A: OD (Y) is 1.6 or more. (Colorability is very good)
B: OD (Y) is 1.5 or more and less than 1.6. (Good coloring)
C: OD (Y) is less than 1.5. (Colorability is bad)

  As can be seen from Table 3, the toner produced using the pigment dispersion that satisfies the conditions of the present invention was suppressed in the formation of coarse powder and exhibited good coloring power.

According to the present invention, a pigment dispersion having excellent dispersibility of a colorant in a dispersion medium can be obtained. This pigment dispersion can be used as a toner, an inkjet ink, a thermal transfer recording sheet, a colorant for a color filter, and a dye for an optical recording medium.

Claims (6)

A pigment dispersion containing, in a dispersion medium, a compound represented by the general formula (1) and a yellow pigment,
The yellow pigment is C.I. I. Pigment yellow 74, or C.I. I. Pigment Yellow 180, a pigment dispersion.
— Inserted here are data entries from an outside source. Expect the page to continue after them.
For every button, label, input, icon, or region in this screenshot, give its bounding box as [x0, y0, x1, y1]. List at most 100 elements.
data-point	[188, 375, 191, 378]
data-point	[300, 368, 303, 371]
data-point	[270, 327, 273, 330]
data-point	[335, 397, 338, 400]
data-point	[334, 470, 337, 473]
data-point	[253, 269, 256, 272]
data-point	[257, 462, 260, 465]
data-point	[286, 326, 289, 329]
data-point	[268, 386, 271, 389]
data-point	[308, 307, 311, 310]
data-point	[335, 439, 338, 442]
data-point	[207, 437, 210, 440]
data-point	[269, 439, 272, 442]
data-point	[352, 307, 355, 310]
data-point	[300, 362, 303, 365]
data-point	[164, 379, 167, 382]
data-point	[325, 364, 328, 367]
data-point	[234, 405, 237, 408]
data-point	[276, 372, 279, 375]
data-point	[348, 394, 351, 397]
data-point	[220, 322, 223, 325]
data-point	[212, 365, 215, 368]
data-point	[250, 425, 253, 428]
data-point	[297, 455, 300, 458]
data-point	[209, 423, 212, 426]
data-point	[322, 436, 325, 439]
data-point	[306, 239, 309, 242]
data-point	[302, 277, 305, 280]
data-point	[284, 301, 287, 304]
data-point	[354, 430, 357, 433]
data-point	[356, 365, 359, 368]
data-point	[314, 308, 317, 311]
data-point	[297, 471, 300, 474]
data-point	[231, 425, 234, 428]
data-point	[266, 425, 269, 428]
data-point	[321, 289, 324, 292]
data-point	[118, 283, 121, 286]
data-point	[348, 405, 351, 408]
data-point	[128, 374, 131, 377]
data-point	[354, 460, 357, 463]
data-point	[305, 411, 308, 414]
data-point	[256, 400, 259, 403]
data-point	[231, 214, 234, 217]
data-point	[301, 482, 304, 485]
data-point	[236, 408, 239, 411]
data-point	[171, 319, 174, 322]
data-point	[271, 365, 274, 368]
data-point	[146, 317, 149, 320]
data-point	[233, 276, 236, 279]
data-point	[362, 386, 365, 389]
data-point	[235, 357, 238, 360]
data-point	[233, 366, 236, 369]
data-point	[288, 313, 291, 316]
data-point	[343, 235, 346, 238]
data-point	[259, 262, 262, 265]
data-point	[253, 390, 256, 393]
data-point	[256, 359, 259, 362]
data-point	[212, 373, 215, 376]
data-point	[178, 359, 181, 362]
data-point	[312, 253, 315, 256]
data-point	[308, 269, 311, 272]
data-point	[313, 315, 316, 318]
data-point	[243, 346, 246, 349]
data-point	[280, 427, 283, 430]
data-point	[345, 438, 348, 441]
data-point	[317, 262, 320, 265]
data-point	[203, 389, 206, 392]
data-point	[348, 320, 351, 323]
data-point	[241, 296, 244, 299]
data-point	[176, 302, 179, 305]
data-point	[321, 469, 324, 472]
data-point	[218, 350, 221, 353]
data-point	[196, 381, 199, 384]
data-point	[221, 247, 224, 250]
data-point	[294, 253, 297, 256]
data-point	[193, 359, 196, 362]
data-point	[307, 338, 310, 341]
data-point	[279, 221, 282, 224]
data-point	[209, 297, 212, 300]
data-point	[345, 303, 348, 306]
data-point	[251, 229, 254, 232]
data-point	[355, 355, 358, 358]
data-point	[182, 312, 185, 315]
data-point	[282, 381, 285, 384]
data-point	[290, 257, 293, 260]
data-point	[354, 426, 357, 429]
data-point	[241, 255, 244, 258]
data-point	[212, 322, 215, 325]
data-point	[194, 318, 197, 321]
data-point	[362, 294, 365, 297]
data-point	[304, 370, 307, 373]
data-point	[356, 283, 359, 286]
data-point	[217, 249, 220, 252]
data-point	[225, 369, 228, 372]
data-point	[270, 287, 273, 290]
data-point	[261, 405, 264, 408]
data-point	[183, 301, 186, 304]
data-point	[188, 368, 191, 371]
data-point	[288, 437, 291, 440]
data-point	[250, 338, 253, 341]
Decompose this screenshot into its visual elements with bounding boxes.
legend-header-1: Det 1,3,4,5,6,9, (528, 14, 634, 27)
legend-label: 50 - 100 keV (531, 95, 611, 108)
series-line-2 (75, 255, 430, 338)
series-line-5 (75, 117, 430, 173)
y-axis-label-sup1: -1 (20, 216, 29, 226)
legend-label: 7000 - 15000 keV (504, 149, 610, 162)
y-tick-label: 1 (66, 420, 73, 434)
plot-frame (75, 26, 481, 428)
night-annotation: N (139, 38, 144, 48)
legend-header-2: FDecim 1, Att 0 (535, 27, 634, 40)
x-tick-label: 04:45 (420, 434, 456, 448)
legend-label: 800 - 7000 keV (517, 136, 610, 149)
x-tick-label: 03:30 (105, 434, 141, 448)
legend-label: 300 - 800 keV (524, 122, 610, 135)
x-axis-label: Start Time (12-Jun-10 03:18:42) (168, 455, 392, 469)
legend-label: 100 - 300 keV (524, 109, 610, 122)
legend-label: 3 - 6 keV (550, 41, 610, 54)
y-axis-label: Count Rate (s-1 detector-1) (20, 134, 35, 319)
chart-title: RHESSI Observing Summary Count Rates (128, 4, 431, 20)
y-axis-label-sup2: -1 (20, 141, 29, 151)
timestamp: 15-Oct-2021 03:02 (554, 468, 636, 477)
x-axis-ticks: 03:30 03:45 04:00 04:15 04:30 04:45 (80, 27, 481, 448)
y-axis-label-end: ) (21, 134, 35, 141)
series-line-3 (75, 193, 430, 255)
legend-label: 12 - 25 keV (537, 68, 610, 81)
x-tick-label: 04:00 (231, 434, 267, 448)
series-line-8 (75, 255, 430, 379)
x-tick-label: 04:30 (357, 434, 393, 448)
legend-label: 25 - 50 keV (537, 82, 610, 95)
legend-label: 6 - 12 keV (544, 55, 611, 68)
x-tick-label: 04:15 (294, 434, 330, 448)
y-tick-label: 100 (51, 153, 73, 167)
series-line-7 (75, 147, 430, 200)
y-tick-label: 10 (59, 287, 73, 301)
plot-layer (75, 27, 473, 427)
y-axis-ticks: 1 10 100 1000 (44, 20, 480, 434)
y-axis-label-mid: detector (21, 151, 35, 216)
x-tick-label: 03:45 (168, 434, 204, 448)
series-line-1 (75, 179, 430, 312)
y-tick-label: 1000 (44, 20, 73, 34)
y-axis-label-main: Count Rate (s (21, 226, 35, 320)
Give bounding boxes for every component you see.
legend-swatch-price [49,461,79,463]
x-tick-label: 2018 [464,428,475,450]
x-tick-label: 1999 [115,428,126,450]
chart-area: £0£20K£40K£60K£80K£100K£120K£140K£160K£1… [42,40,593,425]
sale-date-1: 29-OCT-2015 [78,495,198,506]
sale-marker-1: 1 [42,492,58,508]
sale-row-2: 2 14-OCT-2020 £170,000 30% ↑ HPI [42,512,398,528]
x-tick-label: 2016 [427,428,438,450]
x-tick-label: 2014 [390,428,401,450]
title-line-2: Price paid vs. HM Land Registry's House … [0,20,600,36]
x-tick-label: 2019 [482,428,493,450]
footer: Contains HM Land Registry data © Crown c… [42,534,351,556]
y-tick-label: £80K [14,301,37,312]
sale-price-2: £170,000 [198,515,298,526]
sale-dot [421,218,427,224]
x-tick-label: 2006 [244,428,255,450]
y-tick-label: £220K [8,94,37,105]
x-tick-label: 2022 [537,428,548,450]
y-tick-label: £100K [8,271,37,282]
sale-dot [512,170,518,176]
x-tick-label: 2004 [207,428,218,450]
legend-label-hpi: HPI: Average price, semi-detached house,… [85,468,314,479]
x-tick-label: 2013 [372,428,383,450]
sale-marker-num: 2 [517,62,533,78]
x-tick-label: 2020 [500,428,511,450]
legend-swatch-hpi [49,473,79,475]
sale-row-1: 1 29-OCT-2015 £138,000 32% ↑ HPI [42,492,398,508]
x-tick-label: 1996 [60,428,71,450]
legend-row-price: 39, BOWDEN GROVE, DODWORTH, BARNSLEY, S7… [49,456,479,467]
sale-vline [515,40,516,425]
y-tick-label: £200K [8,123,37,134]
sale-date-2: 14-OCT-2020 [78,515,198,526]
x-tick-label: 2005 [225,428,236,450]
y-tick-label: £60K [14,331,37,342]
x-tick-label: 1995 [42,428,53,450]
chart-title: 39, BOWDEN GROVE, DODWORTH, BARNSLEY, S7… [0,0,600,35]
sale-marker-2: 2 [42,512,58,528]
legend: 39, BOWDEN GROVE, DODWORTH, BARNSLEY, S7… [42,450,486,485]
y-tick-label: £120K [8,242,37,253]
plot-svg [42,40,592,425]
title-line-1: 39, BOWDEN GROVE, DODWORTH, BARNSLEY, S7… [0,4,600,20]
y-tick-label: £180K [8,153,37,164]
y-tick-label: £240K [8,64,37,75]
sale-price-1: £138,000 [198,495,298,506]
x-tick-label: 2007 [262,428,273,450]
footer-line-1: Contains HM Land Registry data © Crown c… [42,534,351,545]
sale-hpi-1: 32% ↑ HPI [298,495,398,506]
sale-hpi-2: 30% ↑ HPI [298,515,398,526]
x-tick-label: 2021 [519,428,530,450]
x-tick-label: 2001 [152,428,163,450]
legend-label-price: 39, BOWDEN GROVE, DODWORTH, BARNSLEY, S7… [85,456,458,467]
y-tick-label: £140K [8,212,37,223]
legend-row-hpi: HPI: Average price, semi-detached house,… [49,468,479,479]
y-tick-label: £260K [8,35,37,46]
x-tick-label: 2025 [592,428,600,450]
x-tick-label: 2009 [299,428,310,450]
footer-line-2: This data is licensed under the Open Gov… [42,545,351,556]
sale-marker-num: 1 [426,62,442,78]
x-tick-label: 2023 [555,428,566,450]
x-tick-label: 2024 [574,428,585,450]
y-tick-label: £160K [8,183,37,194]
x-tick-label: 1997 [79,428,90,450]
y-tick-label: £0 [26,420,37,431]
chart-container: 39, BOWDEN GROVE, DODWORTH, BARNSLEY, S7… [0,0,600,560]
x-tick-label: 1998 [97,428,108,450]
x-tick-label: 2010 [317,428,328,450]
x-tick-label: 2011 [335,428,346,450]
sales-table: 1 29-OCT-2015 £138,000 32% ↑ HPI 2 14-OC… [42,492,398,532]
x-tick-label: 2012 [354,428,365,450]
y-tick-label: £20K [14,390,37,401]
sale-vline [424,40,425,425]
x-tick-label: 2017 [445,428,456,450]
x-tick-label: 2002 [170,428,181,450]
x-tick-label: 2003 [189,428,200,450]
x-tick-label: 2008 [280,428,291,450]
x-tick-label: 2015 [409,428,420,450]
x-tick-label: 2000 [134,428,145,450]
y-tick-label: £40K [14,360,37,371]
[In General Formula (1), R _{1 to} R ₃ and R ′ _{1 to} R ′ ₃ are each independently a hydrogen atom, a linear alkyl group, a branched alkyl group, a cyclic alkyl group, or an alkoxyl group. Chain alkyl group, linear alkyl group substituted with amino group, linear alkyl group substituted with carboxyl group, branched alkyl group substituted with amino group, cyclic alkyl group substituted with methyl group, aryl group, methyl Represents an aryl group or an aralkyl group substituted with a group. ] _2. The pigment dispersion according to claim 1, wherein in the general formula (1), R ₁ , R ₂ and R ₃ are the same, and R ′ ₁ , R ′ ₂ and R ′ ₃ are the same. _3. The pigment dispersion according to claim 1, wherein, in the general formula (1), R _{1 to} R ₃ are alkyl groups, and R ′ _{1 to} R ′ ₃ are hydrogen atoms. The pigment dispersion according to any one of claims 1 to 3, wherein the compound represented by the general formula (1) is a compound selected from the group consisting of the following compounds (1) to (13).
The compound represented by the general formula (1) is a compound selected from the group consisting of the following compounds (1), (4), (5) and (7). The pigment dispersion described in 1.
A method for producing a yellow toner having yellow toner particles containing a binder resin, a yellow pigment and a wax component, comprising:
With pigment dispersion according to any one of claims 1 to 5, yellow method for producing a toner, which comprises preparing said yellow toner particles by the suspension polymerization method or a suspension granulation method.